Собеседники посмотрели на него с нескрываемым удивлением.

- Удержаться? - воскликнул Карреньо. - Это приведет страну к гражданской войне...

- Вот-вот, к настоящей кровавой бойне, - согласился Марселино Ромеро, с удовольствием вступая в разговор.

- Правильно, - ликовал журналист. - Разве вы не понимаете? Честное слово, мне все ясно как день. Если наша Изабелита выбросит белый флаг, или примкнет к оппозиции, или отречется от престола в пользу своего сына - результат будет одним и тем же: среди бунтарей полно монархистов, и в конце концов нам навяжут Пуйчмолтехо, или Монпансье, или дона Бальдомеро, или вообще черт знает кого. Все это нам совсем ни к чему. Ради чего мы тогда боролись столько времени?

- Постойте-ка, сеньор, я что-то не понял: где вы боролись? - ядовито переспросил дон Лукас.

Карселес взглянул на него с презрением, как истинный республиканец на отсталого монархиста.

- В тени, друг мой. Конечно же, в тени. - Ну-ну...

Журналист сделал вид, что не заметил издевки дона Лукаса.

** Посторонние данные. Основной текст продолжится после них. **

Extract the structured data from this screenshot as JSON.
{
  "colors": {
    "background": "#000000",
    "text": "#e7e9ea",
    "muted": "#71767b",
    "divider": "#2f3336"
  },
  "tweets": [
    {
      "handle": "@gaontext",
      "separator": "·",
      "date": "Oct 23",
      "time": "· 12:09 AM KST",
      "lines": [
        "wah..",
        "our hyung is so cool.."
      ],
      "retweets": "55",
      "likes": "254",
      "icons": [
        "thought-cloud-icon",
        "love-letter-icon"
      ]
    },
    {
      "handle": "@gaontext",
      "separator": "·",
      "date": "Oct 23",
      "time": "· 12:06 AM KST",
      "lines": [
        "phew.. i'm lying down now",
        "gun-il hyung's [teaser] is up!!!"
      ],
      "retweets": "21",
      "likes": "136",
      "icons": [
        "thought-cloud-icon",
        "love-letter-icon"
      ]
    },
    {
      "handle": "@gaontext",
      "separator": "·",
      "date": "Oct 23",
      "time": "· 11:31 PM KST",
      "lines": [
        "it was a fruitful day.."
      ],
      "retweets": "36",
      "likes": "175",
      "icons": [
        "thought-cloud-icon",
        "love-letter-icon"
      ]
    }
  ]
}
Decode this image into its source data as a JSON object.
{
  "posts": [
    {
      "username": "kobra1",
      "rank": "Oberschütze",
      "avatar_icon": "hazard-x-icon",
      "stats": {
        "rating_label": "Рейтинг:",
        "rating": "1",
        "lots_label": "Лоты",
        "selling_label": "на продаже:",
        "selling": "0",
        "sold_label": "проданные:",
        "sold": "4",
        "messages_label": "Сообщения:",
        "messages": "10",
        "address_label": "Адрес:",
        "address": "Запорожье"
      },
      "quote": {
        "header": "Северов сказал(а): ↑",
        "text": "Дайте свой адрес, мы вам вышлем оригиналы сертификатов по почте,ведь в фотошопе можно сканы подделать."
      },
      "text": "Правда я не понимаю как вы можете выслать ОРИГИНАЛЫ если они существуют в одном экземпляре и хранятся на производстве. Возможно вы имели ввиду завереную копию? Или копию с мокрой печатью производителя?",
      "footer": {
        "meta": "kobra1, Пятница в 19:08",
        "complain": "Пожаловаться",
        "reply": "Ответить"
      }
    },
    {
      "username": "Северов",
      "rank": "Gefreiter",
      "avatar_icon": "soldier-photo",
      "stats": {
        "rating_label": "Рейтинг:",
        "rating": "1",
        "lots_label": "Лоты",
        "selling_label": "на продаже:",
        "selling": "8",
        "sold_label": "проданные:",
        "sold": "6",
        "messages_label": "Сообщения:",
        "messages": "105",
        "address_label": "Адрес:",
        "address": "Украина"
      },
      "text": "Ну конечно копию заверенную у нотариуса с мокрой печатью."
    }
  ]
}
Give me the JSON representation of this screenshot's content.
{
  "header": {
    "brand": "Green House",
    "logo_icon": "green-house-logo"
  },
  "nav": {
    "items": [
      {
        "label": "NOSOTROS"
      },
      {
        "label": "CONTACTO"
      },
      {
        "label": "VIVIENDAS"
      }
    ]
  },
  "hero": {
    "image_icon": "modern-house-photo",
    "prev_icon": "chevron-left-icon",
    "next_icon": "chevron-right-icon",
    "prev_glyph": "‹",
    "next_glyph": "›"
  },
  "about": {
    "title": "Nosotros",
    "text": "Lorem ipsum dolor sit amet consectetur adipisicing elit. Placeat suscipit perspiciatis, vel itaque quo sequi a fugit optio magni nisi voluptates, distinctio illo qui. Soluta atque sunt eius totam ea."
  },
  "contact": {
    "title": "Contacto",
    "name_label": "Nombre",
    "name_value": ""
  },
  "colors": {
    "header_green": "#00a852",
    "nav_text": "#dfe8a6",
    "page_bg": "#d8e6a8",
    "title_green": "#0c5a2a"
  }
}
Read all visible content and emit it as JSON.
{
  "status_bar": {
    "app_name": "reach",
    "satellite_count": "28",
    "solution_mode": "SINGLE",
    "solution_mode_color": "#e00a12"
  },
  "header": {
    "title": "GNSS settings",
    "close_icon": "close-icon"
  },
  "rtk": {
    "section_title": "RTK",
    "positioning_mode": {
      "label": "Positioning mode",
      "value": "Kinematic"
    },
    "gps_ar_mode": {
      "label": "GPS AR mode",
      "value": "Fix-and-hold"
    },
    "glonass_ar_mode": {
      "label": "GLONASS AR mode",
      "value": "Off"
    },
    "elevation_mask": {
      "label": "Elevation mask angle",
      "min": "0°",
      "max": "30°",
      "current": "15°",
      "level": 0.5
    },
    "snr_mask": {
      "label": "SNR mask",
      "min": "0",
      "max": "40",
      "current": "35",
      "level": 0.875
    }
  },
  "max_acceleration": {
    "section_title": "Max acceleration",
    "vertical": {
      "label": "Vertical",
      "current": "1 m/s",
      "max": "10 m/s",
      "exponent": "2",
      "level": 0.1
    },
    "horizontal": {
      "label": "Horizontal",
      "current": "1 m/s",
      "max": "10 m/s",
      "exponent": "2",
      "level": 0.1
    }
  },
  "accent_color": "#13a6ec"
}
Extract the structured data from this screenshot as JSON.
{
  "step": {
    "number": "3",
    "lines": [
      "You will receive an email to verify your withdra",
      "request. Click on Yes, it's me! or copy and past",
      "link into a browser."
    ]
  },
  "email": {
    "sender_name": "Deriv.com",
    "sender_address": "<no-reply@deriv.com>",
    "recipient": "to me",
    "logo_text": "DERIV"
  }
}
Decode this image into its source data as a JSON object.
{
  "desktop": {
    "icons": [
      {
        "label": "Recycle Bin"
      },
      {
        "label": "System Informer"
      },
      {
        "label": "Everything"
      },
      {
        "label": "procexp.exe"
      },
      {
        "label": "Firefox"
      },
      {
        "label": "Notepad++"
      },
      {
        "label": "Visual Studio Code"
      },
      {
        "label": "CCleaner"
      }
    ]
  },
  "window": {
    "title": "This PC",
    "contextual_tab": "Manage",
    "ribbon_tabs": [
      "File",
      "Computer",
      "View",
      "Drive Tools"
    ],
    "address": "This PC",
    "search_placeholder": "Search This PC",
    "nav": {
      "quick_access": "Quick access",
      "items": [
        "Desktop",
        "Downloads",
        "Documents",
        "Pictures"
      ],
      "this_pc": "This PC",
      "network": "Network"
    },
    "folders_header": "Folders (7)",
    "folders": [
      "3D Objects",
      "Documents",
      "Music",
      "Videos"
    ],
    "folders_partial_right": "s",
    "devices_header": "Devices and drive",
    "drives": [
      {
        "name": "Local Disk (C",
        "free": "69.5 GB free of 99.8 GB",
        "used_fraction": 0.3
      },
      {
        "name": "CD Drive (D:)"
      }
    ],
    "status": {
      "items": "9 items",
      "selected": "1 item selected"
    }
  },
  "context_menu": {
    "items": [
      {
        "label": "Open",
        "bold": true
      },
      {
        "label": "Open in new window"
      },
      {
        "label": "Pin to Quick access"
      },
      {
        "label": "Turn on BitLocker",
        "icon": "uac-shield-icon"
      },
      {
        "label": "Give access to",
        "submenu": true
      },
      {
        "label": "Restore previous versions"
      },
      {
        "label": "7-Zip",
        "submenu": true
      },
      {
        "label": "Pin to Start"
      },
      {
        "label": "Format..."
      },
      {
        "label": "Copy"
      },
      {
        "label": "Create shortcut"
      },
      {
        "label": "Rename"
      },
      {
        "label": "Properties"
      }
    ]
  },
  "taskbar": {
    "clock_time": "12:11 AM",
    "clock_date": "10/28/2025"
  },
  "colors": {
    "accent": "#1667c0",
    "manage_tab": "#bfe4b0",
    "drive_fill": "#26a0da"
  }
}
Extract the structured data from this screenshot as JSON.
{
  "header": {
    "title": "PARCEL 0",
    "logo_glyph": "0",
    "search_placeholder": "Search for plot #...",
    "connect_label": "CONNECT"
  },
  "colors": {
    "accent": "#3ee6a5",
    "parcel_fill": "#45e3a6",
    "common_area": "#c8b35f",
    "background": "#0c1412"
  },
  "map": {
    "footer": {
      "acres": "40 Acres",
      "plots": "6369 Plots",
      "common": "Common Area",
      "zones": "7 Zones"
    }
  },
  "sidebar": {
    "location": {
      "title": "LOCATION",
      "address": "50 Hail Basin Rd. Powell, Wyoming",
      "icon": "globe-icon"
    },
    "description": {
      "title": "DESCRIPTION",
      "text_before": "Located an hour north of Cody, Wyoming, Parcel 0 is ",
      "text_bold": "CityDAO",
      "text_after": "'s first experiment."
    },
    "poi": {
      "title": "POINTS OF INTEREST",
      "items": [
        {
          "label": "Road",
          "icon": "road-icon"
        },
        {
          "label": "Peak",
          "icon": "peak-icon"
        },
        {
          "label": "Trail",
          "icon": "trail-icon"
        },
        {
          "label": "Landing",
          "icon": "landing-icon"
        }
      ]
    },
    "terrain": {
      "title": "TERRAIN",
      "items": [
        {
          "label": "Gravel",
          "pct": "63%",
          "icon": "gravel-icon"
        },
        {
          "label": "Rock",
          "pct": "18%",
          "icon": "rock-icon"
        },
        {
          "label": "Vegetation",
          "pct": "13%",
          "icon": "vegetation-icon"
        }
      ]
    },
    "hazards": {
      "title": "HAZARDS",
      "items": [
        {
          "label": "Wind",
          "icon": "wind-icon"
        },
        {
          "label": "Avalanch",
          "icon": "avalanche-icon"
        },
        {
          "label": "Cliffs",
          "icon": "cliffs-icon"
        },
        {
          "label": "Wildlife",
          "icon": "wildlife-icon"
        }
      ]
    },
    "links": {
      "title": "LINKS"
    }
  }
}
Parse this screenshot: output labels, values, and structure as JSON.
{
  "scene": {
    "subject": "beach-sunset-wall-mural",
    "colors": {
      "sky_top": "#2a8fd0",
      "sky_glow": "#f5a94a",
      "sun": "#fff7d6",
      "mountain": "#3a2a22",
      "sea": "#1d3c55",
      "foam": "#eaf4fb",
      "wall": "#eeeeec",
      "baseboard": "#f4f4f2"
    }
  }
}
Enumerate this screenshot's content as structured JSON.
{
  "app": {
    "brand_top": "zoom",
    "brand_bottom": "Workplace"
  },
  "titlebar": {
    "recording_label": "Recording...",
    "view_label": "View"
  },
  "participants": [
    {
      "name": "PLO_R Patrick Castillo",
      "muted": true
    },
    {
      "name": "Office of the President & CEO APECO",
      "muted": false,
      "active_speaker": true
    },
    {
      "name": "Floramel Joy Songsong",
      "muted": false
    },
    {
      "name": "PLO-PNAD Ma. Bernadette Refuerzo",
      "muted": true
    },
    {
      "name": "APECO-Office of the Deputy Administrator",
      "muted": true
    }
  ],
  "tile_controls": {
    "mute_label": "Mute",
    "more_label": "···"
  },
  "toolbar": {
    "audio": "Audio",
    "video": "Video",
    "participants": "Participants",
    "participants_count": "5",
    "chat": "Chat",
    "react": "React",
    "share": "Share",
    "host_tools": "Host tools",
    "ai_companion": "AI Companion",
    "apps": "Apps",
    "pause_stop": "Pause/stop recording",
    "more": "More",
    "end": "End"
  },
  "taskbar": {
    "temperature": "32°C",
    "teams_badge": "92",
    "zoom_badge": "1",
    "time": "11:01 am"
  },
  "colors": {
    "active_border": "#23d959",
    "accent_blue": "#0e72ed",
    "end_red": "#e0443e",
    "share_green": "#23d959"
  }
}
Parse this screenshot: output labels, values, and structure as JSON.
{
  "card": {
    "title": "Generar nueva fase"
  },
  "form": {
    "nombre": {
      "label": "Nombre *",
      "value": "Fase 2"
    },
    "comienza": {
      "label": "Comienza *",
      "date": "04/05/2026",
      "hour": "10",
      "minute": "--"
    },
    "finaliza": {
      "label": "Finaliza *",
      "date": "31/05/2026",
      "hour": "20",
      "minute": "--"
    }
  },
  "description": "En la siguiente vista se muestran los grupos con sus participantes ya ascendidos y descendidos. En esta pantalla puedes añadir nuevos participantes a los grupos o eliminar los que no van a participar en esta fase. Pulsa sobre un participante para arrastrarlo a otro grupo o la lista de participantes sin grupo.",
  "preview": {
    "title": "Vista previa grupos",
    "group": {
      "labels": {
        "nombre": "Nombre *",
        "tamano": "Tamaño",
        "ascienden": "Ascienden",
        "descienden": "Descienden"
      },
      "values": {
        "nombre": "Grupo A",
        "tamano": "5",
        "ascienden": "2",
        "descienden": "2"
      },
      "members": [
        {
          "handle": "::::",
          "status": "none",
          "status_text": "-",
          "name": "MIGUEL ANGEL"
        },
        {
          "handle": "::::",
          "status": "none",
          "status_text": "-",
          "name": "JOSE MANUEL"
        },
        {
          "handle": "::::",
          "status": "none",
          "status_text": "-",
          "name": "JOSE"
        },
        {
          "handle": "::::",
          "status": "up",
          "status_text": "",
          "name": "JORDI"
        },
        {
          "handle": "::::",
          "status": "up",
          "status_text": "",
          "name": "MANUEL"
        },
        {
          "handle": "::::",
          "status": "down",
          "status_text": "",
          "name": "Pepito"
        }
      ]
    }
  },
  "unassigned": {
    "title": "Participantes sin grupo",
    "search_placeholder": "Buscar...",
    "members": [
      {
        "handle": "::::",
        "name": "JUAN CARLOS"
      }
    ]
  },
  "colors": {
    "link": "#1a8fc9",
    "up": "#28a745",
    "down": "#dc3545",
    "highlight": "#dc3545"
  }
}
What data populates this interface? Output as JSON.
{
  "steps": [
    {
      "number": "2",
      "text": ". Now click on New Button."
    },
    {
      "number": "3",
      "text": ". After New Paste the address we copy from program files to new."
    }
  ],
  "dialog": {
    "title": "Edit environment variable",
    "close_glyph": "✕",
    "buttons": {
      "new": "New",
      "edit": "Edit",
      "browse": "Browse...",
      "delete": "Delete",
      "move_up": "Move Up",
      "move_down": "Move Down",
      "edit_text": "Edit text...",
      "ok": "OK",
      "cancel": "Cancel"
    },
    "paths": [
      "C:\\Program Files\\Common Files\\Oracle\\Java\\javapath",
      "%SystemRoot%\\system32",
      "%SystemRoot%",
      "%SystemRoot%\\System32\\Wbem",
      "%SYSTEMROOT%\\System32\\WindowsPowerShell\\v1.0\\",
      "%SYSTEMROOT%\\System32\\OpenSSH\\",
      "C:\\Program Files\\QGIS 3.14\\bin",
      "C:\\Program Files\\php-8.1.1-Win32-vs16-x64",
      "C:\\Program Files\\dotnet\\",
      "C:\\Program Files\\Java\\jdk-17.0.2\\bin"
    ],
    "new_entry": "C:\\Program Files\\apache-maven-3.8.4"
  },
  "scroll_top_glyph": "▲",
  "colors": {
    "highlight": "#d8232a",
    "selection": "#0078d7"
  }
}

- Итак, я говорил, - продолжил он, обращаясь к остальным, - что Испании нужна бурная и кровопролитная гражданская война; с кучей убитых, с уличными баррикадами, с толпой, осаждающей королевский дворец, с комитетом общественного спасения. А этих жалких монархистов и их прихлебателей, - он украдкой бросил взгляд на дона Лукаса, - поволокут по улицам за ноги.

У Карреньо лопнуло терпение.

- Послушайте, дон Агапито. Что-то вы хватили через край. В масонских ложах...

Но Карселес разошелся не на шутку.

- Масонским ложам на справедливость наплевать, дорогой дон Антонио.

- Наплевать? Масонским ложам наплевать?

- Да, друг мой. Совершенно наплевать, уверяю вас. Если революцию развязали недовольные военачальники, надо сделать все возможное, чтобы она перешла в руки своего основного властелина - народа. - Лицо его восторженно засияло. - Республика, господа! Общественное достояние <Res publica - общее достояние (лат.)> - вот что это означает! И конечно же, гильотина!

Дон Лукас замычал от злости. Стеклышко монокля в его левом глазу затуманилось.

- Наконец-то вы сняли с себя маску! - закричал он, тыча пальцем в Карселеса и дрожа от праведного гнева. - Наконец показали вашу двуличную физиономию, дон Агапито! Гражданская война! Кровь! Гильотина!.. Вот он каков, ваш истинный язык!

Карселес взглянул на него с простодушным удивлением.

- Я всегда говорил на этом языке; иного, дорогой мой, я не знаю.

Дон Лукас чуть было не вскочил со стула, но вовремя передумал. В тот вечер платил Хайме Астарлоа, а кофе уже вот-вот должны были принести.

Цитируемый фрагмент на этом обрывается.